Bush Dedicates D-Day Memorial
President Bush marked the 57th anniversary of the allied invasion of Normandy by dedicating the National D-Day Memorial in Bedford, Va.
"Our shared values and experience must guide us now," Mr. Bush said.
On June 6, 1944, D-Day, 156,000 soldiers from the United States and 11 other countries formed the largest armada in history to breach Adolf Hitler's Atlantic Wall on the northern coast of France.
Bedford is the site of the new memorial of concrete and polished granite because, in the Normandy campaign, the Virginia town of 3,400 people lost 23 of the 35 soldiers it had sent overseas. It was the highest per-capita loss for any U.S. community.
D-Day vets say this is their last great reunion.
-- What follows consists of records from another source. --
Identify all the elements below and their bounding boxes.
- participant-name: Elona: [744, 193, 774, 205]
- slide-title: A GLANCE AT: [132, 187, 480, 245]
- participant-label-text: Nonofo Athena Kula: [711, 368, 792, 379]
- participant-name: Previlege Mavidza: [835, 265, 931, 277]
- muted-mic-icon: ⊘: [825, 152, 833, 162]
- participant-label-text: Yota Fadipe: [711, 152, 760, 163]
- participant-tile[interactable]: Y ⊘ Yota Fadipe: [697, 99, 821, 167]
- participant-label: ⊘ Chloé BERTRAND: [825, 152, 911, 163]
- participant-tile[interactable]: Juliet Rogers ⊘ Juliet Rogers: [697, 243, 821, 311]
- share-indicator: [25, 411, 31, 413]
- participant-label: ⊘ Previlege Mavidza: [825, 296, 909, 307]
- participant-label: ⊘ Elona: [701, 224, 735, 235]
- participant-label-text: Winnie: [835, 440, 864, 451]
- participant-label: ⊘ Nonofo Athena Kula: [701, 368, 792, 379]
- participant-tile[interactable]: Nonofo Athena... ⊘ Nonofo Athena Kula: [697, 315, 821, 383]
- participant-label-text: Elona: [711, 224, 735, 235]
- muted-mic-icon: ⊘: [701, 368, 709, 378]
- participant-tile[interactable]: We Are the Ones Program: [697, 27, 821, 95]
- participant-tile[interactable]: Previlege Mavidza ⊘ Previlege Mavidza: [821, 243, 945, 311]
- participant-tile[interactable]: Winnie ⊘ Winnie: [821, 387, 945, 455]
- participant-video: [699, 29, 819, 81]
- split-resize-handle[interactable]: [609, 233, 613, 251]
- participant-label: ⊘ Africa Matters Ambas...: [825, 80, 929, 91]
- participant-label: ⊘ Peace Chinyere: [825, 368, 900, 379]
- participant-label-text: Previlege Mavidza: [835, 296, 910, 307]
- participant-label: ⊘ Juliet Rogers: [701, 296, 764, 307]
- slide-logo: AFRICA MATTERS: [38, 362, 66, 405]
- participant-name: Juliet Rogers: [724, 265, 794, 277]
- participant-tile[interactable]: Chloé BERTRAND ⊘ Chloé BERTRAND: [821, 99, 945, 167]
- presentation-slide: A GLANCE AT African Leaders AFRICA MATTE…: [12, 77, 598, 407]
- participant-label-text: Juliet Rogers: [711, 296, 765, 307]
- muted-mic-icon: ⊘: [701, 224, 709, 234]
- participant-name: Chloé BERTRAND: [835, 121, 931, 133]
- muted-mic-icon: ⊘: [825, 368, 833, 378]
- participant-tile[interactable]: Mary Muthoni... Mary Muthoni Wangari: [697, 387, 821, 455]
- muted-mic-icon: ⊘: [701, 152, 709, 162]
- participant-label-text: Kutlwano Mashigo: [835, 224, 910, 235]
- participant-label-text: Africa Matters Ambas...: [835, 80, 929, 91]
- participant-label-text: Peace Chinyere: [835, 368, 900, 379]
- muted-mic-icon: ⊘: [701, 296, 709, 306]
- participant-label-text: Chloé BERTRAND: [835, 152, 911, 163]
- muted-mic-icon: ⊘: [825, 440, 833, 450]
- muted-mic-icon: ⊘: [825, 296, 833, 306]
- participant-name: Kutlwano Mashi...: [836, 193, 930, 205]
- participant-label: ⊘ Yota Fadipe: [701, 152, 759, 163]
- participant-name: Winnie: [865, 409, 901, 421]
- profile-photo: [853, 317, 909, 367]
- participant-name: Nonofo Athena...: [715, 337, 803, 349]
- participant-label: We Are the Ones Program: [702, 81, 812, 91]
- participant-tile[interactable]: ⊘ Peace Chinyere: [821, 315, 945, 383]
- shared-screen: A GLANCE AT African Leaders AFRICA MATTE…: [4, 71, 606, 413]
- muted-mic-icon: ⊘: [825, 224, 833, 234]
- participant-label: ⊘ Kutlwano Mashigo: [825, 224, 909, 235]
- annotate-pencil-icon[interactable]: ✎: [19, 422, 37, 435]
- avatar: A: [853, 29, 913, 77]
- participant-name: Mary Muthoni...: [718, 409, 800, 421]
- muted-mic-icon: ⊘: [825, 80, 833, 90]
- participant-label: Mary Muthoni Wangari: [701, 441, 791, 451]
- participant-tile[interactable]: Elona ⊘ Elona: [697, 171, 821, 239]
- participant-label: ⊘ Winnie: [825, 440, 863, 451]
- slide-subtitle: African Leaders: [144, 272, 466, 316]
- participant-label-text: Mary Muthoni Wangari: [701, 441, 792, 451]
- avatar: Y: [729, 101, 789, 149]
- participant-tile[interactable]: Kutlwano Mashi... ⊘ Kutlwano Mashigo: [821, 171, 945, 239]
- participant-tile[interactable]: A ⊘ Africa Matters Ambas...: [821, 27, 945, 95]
The stark granite arch memorial and bronze statues of soldiers hitting and dying on the beach brings back a flood of memories for Bob Slaughter, who landed on Omaha beach.
"The worst thing was those bodies. They were washing in the surf -hundreds of them - and many of them with blood stained shirts," said Slaughter, who was a leader of the effort to build the memorial.
In his remarks, Mr. Bush said: "Our presence here 57 years removed from that event gives testimony to how much was gained and how much was lost.
"What was gained that first day was a beach and then a village and then a country. And in time, all of Western Europe would be freed from fascism and its armies."
The president spoke in front of the memorial's dramatic bronze sculpture of soldiers clawing their way up a wall. Before him spread a stone beach and shallow pool where another bronze soldier advanced through chest-high water while a buddy lay dying in the sand, his Bible at his head.
Mr. Bush saluted World War II's "scared and brave kids, by the thousands, who kept fighting and kept climbing."
"Free societies in Europe can be traced to the first footprints on the first beach on June 6, 1944," he said.
Aides hoped the speech would set the stage for Bush's first trip to Europe as president. He leaves Monday night for a weeklong trip to Madrid; Warsaw; Brussels, Belgium; Ljubljana, Slovenia; and Goteborg, Sweden.
Bush traveled to Bedford with 98-year-old Sen. Strom Thurmond of South Carolina, who participated in the 82nd Airborne Division landing at Normandy.
"At ease," the commander in chief instructed his audience of 15,000 people, many of them World War II veterans with small American flags poking from their pockets, who waited for hours under a wilting sun.
The British and French ambassadors to the United States also participated in the ceremony, each saluting the power of international cooperation that the 1944 liberation of France represented.
"France does not forget and I want to express my country's profound gratitude to all the veterans who risked their lives in that great battle," said Francois Bujon de l'Estang of France.
Bedford's $13.6 million monument, paid for entirely by donations, sits on 88 acres of pastureland about 25 miles eas of Roanoke.
The structure aims to evoke the Normandy landing with an architectural representation of a Higgins boat entering the small wading pool where sporadic sprays of water represent German fire.
"Overlord," code name for the invasion, is inscribed on a granite arch that stands 44 feet, 6 inches high representing June 6, 1944 and is colored black and white like Allied airplanes.
Surrounding the arch are flags the countries that participated in the invasion: Britain, France, Australia, the Czech Republic, Belgium, Canada, Greece, Netherlands, New Zealand, Norway, Poland and the United States.